The problem (confidential) was framed appropriately to fit into a reinforcement learning framework. The initial experiments were designed using DQN to approximate the Q function. These were immediately ruled out due to the large run time (estimate: ~ 20 days per experiment). Cleverly designed supervised bootstraps were used to instantiate the DQN, but these efforts failed because of the following reasons:

Sparsity of actions
Low signal-to-noise ratio

Through some exploration it became increasingly clear that the following fixes cannot solve the problem:

Changing the architecture of the body of DQN
Using duck tape solutions such as bootstrapping

Data Discovery

Reinforcement learning agent is designed to learn a policy that maximizes the expected reward. If the problem is well defined the feasibility of learning depends on the structure of the data and the effectiveness of features / feature engineering. During data exploration it was observed that there were special points of interest during an episode and that the locus of these points across different agents formed an interesting structure. The overall idea can be summarized as:

These interesting structures can be used to guide the agent. A small reward can be given once the agent reaches these structures. This also helps in the explainability of the reinforcement learning model.
Tweaks to the reward and differential rewards can be used to switch between a guided agent and an exploratory agent.
Approximate Q function can be used to avoid path-following behavior. High penalty can be used to apply physical reachability constraints.

Simpler Solution

If the transition probabilities are known, a model free approximation of the Q function can be computed based on historical data. The agent can be made to act in a greedy way (immediate reward, without exploration) to achieve its goal. However, it should be noted that a set of locally optimal paths is not guaranteed to build a globally optimal path. Therefore, this method is not guaranteed to work in environments that are drastically different from those observed in the past.

Immediate Aftermath

I was gifted with a server with huge RAM and decent CPU — which turned out to be the bottleneck. In the effort to reduce the computational complexity, I focused on optimizing the creation of transition matrix. However, on my personal machine (16 GB RAM), memory was the bottleneck. I found that the code can be made leaner — something I would not have realized if I had continued running on the server. Once again, this made me realize that computation is the essence of data science.

Looking Forward

Knowing the transition matrix of historically successful episodes can simplify the state space drastically. Instead of acting greedily on immediate rewards at each state the agent can be made to act greedily on expected rewards (computed from historical data) at each state. [I have many unrefined ideas in mind, which are beyond the scope of this article]

Closing Remarks

Transition matrix incorporate knowledge about successful cases from the data.
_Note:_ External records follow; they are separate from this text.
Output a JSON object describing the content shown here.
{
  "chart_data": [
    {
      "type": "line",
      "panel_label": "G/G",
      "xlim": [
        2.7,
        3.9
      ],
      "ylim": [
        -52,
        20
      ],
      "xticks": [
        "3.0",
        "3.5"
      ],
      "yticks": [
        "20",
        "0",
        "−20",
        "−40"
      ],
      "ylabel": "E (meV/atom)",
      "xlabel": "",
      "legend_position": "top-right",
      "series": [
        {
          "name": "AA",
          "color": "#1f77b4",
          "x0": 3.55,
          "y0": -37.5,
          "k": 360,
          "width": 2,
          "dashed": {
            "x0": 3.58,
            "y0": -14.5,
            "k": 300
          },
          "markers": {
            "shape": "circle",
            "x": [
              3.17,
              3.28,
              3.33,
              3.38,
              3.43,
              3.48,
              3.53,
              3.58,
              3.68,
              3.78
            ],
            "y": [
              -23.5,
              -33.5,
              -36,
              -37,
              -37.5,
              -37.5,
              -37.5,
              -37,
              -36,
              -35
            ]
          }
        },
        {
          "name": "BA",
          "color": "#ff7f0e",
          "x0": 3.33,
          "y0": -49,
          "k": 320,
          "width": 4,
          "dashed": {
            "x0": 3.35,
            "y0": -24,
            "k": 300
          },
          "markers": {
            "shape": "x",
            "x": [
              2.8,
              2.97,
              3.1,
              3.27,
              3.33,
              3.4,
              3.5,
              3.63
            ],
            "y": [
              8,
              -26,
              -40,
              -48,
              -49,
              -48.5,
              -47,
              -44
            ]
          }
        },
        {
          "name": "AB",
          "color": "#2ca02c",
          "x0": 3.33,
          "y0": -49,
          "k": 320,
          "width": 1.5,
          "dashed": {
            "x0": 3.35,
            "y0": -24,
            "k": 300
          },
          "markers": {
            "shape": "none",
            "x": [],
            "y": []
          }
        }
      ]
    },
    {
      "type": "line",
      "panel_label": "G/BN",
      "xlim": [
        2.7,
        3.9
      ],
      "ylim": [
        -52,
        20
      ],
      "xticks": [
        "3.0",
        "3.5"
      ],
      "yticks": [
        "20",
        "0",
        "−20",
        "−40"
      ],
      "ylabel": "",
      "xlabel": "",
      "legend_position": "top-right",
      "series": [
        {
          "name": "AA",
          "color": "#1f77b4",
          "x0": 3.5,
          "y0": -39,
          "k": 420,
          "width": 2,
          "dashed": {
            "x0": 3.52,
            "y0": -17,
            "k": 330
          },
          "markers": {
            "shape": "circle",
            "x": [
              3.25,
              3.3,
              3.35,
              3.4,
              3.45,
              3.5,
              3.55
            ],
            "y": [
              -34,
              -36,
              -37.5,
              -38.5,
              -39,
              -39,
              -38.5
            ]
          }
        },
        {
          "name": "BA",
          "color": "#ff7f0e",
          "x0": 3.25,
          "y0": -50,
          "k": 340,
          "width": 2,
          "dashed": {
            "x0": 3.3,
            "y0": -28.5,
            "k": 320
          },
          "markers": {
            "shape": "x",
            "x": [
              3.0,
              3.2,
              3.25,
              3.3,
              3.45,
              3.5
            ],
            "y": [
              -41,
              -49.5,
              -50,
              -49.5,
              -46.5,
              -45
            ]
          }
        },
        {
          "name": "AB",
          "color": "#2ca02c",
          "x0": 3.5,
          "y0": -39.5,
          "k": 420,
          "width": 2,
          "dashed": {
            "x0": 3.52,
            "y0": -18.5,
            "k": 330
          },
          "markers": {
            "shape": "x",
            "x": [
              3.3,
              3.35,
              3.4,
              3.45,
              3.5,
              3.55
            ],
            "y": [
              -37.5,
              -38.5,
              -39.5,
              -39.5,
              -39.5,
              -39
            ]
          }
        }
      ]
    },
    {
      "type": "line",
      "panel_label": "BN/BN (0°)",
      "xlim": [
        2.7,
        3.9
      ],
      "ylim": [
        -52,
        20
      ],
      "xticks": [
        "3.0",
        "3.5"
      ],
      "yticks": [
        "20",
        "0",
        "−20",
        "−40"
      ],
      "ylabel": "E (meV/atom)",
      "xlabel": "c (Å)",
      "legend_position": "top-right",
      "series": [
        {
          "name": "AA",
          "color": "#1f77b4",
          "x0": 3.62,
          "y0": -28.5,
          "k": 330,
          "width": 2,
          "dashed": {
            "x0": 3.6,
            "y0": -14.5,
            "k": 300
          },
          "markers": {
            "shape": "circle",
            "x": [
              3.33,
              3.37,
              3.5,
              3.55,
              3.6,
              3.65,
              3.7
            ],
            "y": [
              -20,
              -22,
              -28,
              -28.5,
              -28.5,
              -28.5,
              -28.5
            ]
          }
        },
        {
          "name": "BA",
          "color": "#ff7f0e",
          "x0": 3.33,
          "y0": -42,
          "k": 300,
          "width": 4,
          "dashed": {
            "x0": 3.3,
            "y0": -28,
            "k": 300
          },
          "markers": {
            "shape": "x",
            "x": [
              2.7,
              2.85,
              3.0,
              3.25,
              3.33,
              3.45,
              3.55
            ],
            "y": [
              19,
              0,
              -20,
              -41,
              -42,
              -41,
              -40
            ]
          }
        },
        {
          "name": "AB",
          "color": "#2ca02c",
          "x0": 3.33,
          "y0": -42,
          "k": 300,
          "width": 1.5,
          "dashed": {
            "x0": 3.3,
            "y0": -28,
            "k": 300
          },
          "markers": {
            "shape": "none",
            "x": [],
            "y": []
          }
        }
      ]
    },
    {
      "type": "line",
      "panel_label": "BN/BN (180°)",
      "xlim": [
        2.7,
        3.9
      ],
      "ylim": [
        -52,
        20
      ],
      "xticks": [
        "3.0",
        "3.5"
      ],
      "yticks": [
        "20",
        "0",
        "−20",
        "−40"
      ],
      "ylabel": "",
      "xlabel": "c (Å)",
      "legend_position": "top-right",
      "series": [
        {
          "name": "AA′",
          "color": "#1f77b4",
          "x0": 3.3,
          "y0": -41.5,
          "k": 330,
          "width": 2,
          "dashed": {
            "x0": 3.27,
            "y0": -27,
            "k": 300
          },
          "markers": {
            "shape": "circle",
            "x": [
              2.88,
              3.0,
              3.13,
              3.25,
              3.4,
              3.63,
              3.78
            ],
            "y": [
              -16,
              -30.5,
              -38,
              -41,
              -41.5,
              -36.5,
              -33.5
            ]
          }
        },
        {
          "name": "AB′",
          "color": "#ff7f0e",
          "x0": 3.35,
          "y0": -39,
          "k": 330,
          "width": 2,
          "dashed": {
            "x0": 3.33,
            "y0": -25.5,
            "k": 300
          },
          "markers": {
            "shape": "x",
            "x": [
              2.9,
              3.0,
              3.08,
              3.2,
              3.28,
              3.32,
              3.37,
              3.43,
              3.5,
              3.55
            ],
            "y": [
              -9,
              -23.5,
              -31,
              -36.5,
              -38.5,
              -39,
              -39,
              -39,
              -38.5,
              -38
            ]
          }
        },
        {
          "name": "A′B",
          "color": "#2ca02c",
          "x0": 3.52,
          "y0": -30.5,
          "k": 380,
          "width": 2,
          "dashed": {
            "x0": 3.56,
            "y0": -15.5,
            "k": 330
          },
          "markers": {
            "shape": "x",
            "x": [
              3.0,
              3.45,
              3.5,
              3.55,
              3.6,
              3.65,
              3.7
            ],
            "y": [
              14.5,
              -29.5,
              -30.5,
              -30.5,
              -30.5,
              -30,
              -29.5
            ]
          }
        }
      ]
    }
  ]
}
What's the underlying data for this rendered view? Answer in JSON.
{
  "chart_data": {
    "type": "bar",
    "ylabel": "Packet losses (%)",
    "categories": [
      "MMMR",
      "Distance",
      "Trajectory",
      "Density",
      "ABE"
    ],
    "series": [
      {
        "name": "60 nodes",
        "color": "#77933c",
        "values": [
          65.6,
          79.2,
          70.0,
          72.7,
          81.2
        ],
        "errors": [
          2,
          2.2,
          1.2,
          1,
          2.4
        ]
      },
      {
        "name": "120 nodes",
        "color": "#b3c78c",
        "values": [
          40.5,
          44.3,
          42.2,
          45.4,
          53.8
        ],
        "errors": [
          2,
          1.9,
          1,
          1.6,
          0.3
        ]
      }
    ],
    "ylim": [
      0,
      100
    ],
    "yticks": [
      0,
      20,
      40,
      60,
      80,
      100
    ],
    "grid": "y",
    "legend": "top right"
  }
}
Unfortunately, reinforcement learning is not mature enough to learn high level concepts (such as the ‘locus of points of interest’) from the data. As a result, applying reinforcement learning to real life problems is extremely difficult.

I once again stress on the fact that it is easy to ride on the ML wave; it is extremely difficult to create one. Reinforcement learning community is perfecting Atari games, but lacks test beds for real problems. Once the first real problem is solved using reinforcement learning, this field is expected to dominate the near future. I encourage everyone to be a part of the wave; be the makers; don’t just ride on the wave.